Programa; Sanovel İlaç şirketinde Product Manager Doğuş Kurt, Parexel Kıdemli Klinik Araştırma Görevlisi Yıldız Özlem Ateş, Robert Koleji Biyoloji Öğretmeni Ece Terzioğlu Kara, Prizma Lab Ürünleri San. Tic. Ltd. Şti. Satış Yöneticisi Eda Emiroğlu, IQVIA Klinik Araştırma Görevlisi Dilara Seray Hamurcu, Hannover Medical School Doktora Öğrencisi Atalay Ata, Yeditepe Üniversitesi AR&GE Merkezi Mikrobiyoloji ve Kozmetik Laboratuvar Uzmanı Gökçe Alındı, İstanbul Üniversitesi Cerrahpaşa Tıp Fakültesi Fizyoloji ABD, yüksek lisans öğrencisi Kaan Cengiz konuşmacı olarak katıldı.

Belkıs Atasever Arslan: “Kariyer zamanla yapılmaz, yaptıklarınızla oluşur”

Nermin Tarhan Konferans Salonunda gerçekleştirilen etkinliğin açılış konuşmasını Üsküdar Üniversitesi Mühendislik ve Doğa Bilimleri Fakültesi Moleküler Biyoloji ve Genetik Bölüm Başkanı Doç. Dr. Belkıs Atasever Arslan yaptı.

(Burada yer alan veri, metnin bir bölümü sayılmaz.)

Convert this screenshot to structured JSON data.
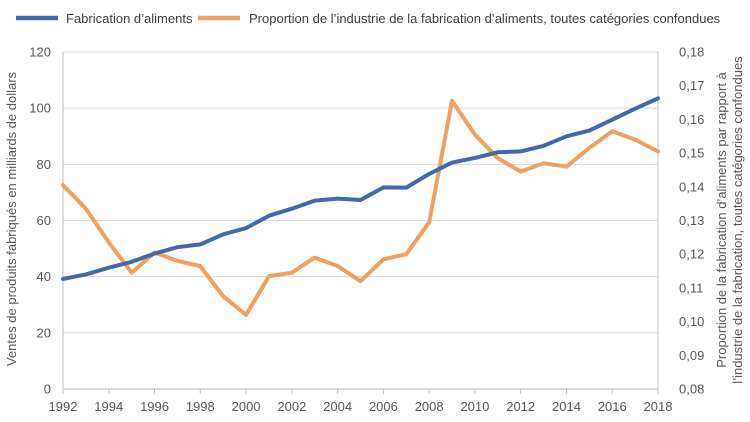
{
  "chart_data": {
    "type": "line",
    "title": "",
    "x": [
      1992,
      1993,
      1994,
      1995,
      1996,
      1997,
      1998,
      1999,
      2000,
      2001,
      2002,
      2003,
      2004,
      2005,
      2006,
      2007,
      2008,
      2009,
      2010,
      2011,
      2012,
      2013,
      2014,
      2015,
      2016,
      2017,
      2018
    ],
    "x_ticks": [
      "1992",
      "1994",
      "1996",
      "1998",
      "2000",
      "2002",
      "2004",
      "2006",
      "2008",
      "2010",
      "2012",
      "2014",
      "2016",
      "2018"
    ],
    "xlim": [
      1992,
      2018
    ],
    "y_left": {
      "label": "Ventes de produits fabriqués en milliards de dollars",
      "ylim": [
        0,
        120
      ],
      "ticks": [
        "0",
        "20",
        "40",
        "60",
        "80",
        "100",
        "120"
      ]
    },
    "y_right": {
      "label_line1": "Proportion de la fabrication d’aliments par rapport à",
      "label_line2": "l’industrie de la fabrication, toutes catégories confondues",
      "ylim": [
        0.08,
        0.18
      ],
      "ticks": [
        "0,08",
        "0,09",
        "0,10",
        "0,11",
        "0,12",
        "0,13",
        "0,14",
        "0,15",
        "0,16",
        "0,17",
        "0,18"
      ]
    },
    "series": [
      {
        "name": "Fabrication d’aliments",
        "axis": "left",
        "color": "#4169AC",
        "values": [
          39.2,
          40.8,
          43.2,
          45.3,
          48.2,
          50.5,
          51.5,
          55.1,
          57.3,
          61.7,
          64.2,
          67.1,
          67.8,
          67.3,
          71.8,
          71.7,
          76.6,
          80.6,
          82.3,
          84.3,
          84.6,
          86.6,
          90.0,
          92.0,
          95.9,
          99.8,
          103.5
        ]
      },
      {
        "name": "Proportion de l’industrie de la fabrication d’aliments, toutes catégories confondues",
        "axis": "right",
        "color": "#F0A060",
        "values": [
          0.1405,
          0.1335,
          0.1235,
          0.1145,
          0.1205,
          0.118,
          0.1165,
          0.1075,
          0.102,
          0.1135,
          0.1145,
          0.119,
          0.1165,
          0.112,
          0.1185,
          0.12,
          0.1295,
          0.1655,
          0.1555,
          0.1485,
          0.1445,
          0.147,
          0.146,
          0.1515,
          0.1565,
          0.154,
          0.1505
        ]
      }
    ],
    "grid": "horizontal",
    "legend": "top"
  }
}
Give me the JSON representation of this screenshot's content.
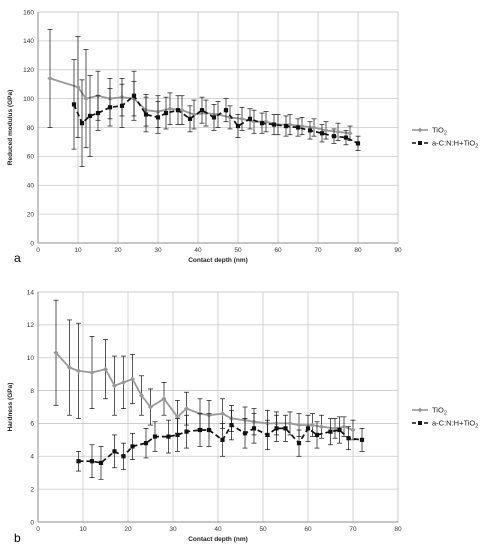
{
  "colors": {
    "tio2": "#999999",
    "acnh": "#111111",
    "grid": "#c8c8c8",
    "axis": "#8c8c8c"
  },
  "chart_data": [
    {
      "panel": "a",
      "type": "line",
      "xlabel": "Contact depth (nm)",
      "ylabel": "Reduced modulus (GPa)",
      "xlim": [
        0,
        90
      ],
      "ylim": [
        0,
        160
      ],
      "xticks": [
        0,
        10,
        20,
        30,
        40,
        50,
        60,
        70,
        80,
        90
      ],
      "yticks": [
        0,
        20,
        40,
        60,
        80,
        100,
        120,
        140,
        160
      ],
      "grid": true,
      "legend_position": "right",
      "series": [
        {
          "name": "TiO",
          "name_sub": "2",
          "style": "solid",
          "marker": "diamond",
          "x": [
            3,
            10,
            12,
            15,
            18,
            21,
            24,
            27,
            30,
            33,
            36,
            39,
            42,
            45,
            48,
            51,
            54,
            57,
            60,
            63,
            66,
            69,
            72,
            75,
            78
          ],
          "y": [
            114,
            108,
            100,
            102,
            100,
            101,
            100,
            92,
            91,
            93,
            92,
            89,
            90,
            89,
            87,
            86,
            84,
            84,
            82,
            82,
            81,
            80,
            78,
            77,
            76
          ],
          "err": [
            34,
            35,
            34,
            17,
            14,
            13,
            12,
            11,
            11,
            11,
            10,
            10,
            9,
            9,
            8,
            8,
            8,
            7,
            7,
            7,
            6,
            6,
            6,
            6,
            5
          ]
        },
        {
          "name": "a-C:N:H+TiO",
          "name_sub": "2",
          "style": "dashed",
          "marker": "square",
          "x": [
            9,
            11,
            13,
            15,
            18,
            21,
            24,
            27,
            30,
            32,
            35,
            38,
            41,
            44,
            47,
            50,
            53,
            56,
            59,
            62,
            65,
            68,
            71,
            74,
            77,
            80
          ],
          "y": [
            96,
            83,
            88,
            90,
            94,
            95,
            102,
            89,
            87,
            90,
            92,
            86,
            92,
            87,
            92,
            81,
            86,
            83,
            82,
            81,
            80,
            78,
            76,
            74,
            73,
            69
          ],
          "err": [
            31,
            30,
            28,
            12,
            13,
            15,
            17,
            12,
            11,
            11,
            10,
            9,
            9,
            9,
            8,
            8,
            7,
            7,
            7,
            7,
            6,
            6,
            6,
            5,
            5,
            5
          ]
        }
      ]
    },
    {
      "panel": "b",
      "type": "line",
      "xlabel": "Contact depth (nm)",
      "ylabel": "Hardness (GPa)",
      "xlim": [
        0,
        80
      ],
      "ylim": [
        0,
        14
      ],
      "xticks": [
        0,
        10,
        20,
        30,
        40,
        50,
        60,
        70,
        80
      ],
      "yticks": [
        0,
        2,
        4,
        6,
        8,
        10,
        12,
        14
      ],
      "grid": true,
      "legend_position": "right",
      "series": [
        {
          "name": "TiO",
          "name_sub": "2",
          "style": "solid",
          "marker": "diamond",
          "x": [
            4,
            7,
            9,
            12,
            15,
            17,
            19,
            21,
            23,
            25,
            28,
            31,
            33,
            36,
            38,
            41,
            43,
            46,
            48,
            51,
            53,
            56,
            58,
            61,
            63,
            66,
            68,
            70
          ],
          "y": [
            10.3,
            9.4,
            9.2,
            9.1,
            9.3,
            8.3,
            8.5,
            8.7,
            7.7,
            7.0,
            7.5,
            6.4,
            6.9,
            6.6,
            6.5,
            6.6,
            6.3,
            6.2,
            6.1,
            6.0,
            6.0,
            6.0,
            5.9,
            5.9,
            5.8,
            5.7,
            5.8,
            5.6
          ],
          "err": [
            3.2,
            2.9,
            2.9,
            2.2,
            1.8,
            1.8,
            1.6,
            1.5,
            1.2,
            1.1,
            1.0,
            1.0,
            1.0,
            0.9,
            0.9,
            0.9,
            0.8,
            0.8,
            0.8,
            0.8,
            0.7,
            0.7,
            0.7,
            0.7,
            0.7,
            0.6,
            0.6,
            0.6
          ]
        },
        {
          "name": "a-C:N:H+TiO",
          "name_sub": "2",
          "style": "dashed",
          "marker": "square",
          "x": [
            9,
            12,
            14,
            17,
            19,
            21,
            24,
            26,
            29,
            31,
            33,
            36,
            38,
            41,
            43,
            46,
            48,
            51,
            53,
            55,
            58,
            60,
            62,
            65,
            67,
            69,
            72
          ],
          "y": [
            3.7,
            3.7,
            3.6,
            4.3,
            4.0,
            4.6,
            4.8,
            5.2,
            5.2,
            5.3,
            5.5,
            5.6,
            5.6,
            5.0,
            5.9,
            5.4,
            5.7,
            5.3,
            5.7,
            5.7,
            4.8,
            5.7,
            5.3,
            5.5,
            5.6,
            5.1,
            5.0
          ],
          "err": [
            0.6,
            1.0,
            1.0,
            1.0,
            0.8,
            0.8,
            0.9,
            0.9,
            1.0,
            1.0,
            1.0,
            1.0,
            1.0,
            1.0,
            0.9,
            0.9,
            0.9,
            0.9,
            0.8,
            0.8,
            0.8,
            0.8,
            0.8,
            0.8,
            0.8,
            0.7,
            0.7
          ]
        }
      ]
    }
  ]
}
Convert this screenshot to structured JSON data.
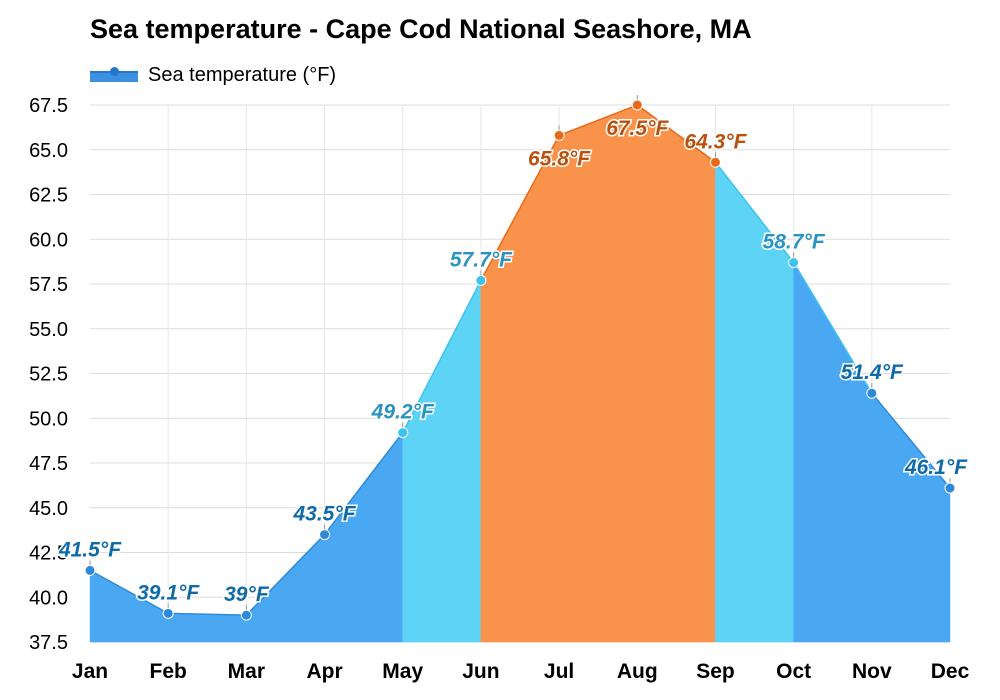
{
  "title": "Sea temperature - Cape Cod National Seashore, MA",
  "legend_label": "Sea temperature (°F)",
  "colors": {
    "cold": "#4aa8f3",
    "mild": "#5dd3f6",
    "warm": "#f9924a",
    "cold_line": "#2e8ad8",
    "mild_line": "#3ec2ee",
    "warm_line": "#e86a18",
    "cold_label": "#0f6aa8",
    "mild_label": "#2a93c2",
    "warm_label": "#b9520e"
  },
  "chart_data": {
    "type": "area",
    "title": "Sea temperature - Cape Cod National Seashore, MA",
    "xlabel": "",
    "ylabel": "",
    "categories": [
      "Jan",
      "Feb",
      "Mar",
      "Apr",
      "May",
      "Jun",
      "Jul",
      "Aug",
      "Sep",
      "Oct",
      "Nov",
      "Dec"
    ],
    "series": [
      {
        "name": "Sea temperature (°F)",
        "values": [
          41.5,
          39.1,
          39,
          43.5,
          49.2,
          57.7,
          65.8,
          67.5,
          64.3,
          58.7,
          51.4,
          46.1
        ],
        "labels": [
          "41.5°F",
          "39.1°F",
          "39°F",
          "43.5°F",
          "49.2°F",
          "57.7°F",
          "65.8°F",
          "67.5°F",
          "64.3°F",
          "58.7°F",
          "51.4°F",
          "46.1°F"
        ],
        "band": [
          "cold",
          "cold",
          "cold",
          "cold",
          "mild",
          "mild",
          "warm",
          "warm",
          "warm",
          "mild",
          "cold",
          "cold"
        ]
      }
    ],
    "ylim": [
      37.5,
      67.5
    ],
    "yticks": [
      "37.5",
      "40.0",
      "42.5",
      "45.0",
      "47.5",
      "50.0",
      "52.5",
      "55.0",
      "57.5",
      "60.0",
      "62.5",
      "65.0",
      "67.5"
    ],
    "grid": true,
    "legend": "top-left"
  }
}
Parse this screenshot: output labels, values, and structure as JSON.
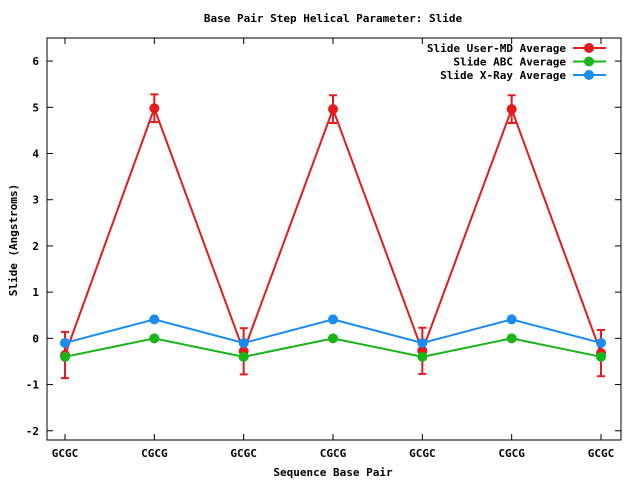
{
  "chart_data": {
    "type": "line",
    "title": "Base Pair Step Helical Parameter: Slide",
    "xlabel": "Sequence Base Pair",
    "ylabel": "Slide (Angstroms)",
    "categories": [
      "GCGC",
      "CGCG",
      "GCGC",
      "CGCG",
      "GCGC",
      "CGCG",
      "GCGC"
    ],
    "ylim": [
      -2.2,
      6.5
    ],
    "yticks": [
      -2,
      -1,
      0,
      1,
      2,
      3,
      4,
      5,
      6
    ],
    "grid": false,
    "legend_position": "top-right",
    "series": [
      {
        "name": "Slide User-MD Average",
        "color": "#e41a1c",
        "values": [
          -0.36,
          4.98,
          -0.28,
          4.96,
          -0.27,
          4.96,
          -0.32
        ],
        "errors": [
          0.5,
          0.3,
          0.5,
          0.3,
          0.5,
          0.3,
          0.5
        ]
      },
      {
        "name": "Slide ABC Average",
        "color": "#18b418",
        "values": [
          -0.4,
          0.0,
          -0.4,
          0.0,
          -0.4,
          0.0,
          -0.4
        ]
      },
      {
        "name": "Slide X-Ray Average",
        "color": "#1a8cf0",
        "values": [
          -0.1,
          0.41,
          -0.1,
          0.41,
          -0.1,
          0.41,
          -0.1
        ]
      }
    ]
  }
}
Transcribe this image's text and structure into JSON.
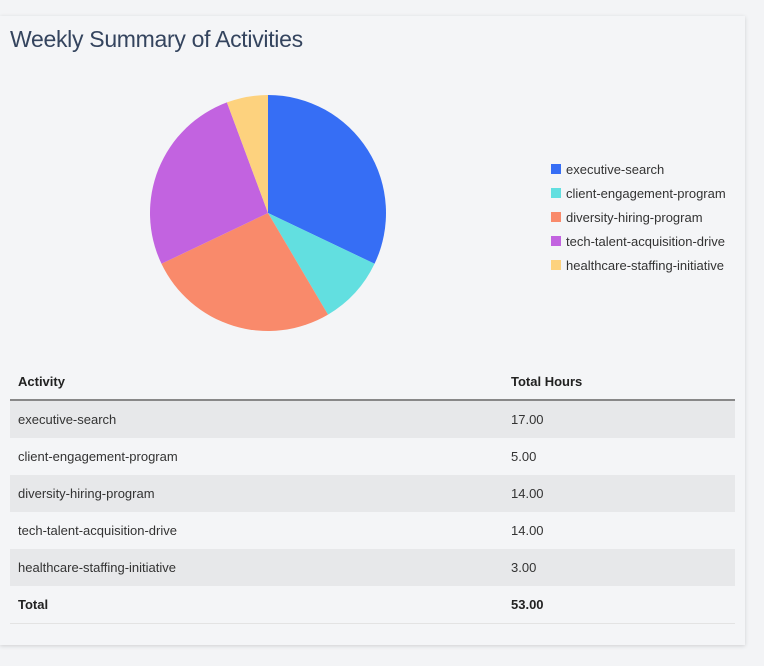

Kariyer kavramından bahseden Arslan; “Kariyer nedir sorusuna cevap vermeye çalışayım. Kariyer aslında insanların zamanla sizinle ilgili kafalarında oluşan algıdır. Yani aslında kariyer yapılmaz. Kariyer yaptıklarınızla oluşur. Bu açıdan kariyer dediğiniz kavram zaman, yer ve kişiye göre farklık gösteren öznel bir kavramdır. Kariyeri belirleyen şey sadece nereden mezun olduğunuz, işinizi nasıl yaptığınız değil bununla birlikte iş ahlakı, etiği sosyal çevreniz, insanlarla ilişkileriniz de insanların sizinle ilgili kariyer algısını oluşturuyor." şeklinde konuştu.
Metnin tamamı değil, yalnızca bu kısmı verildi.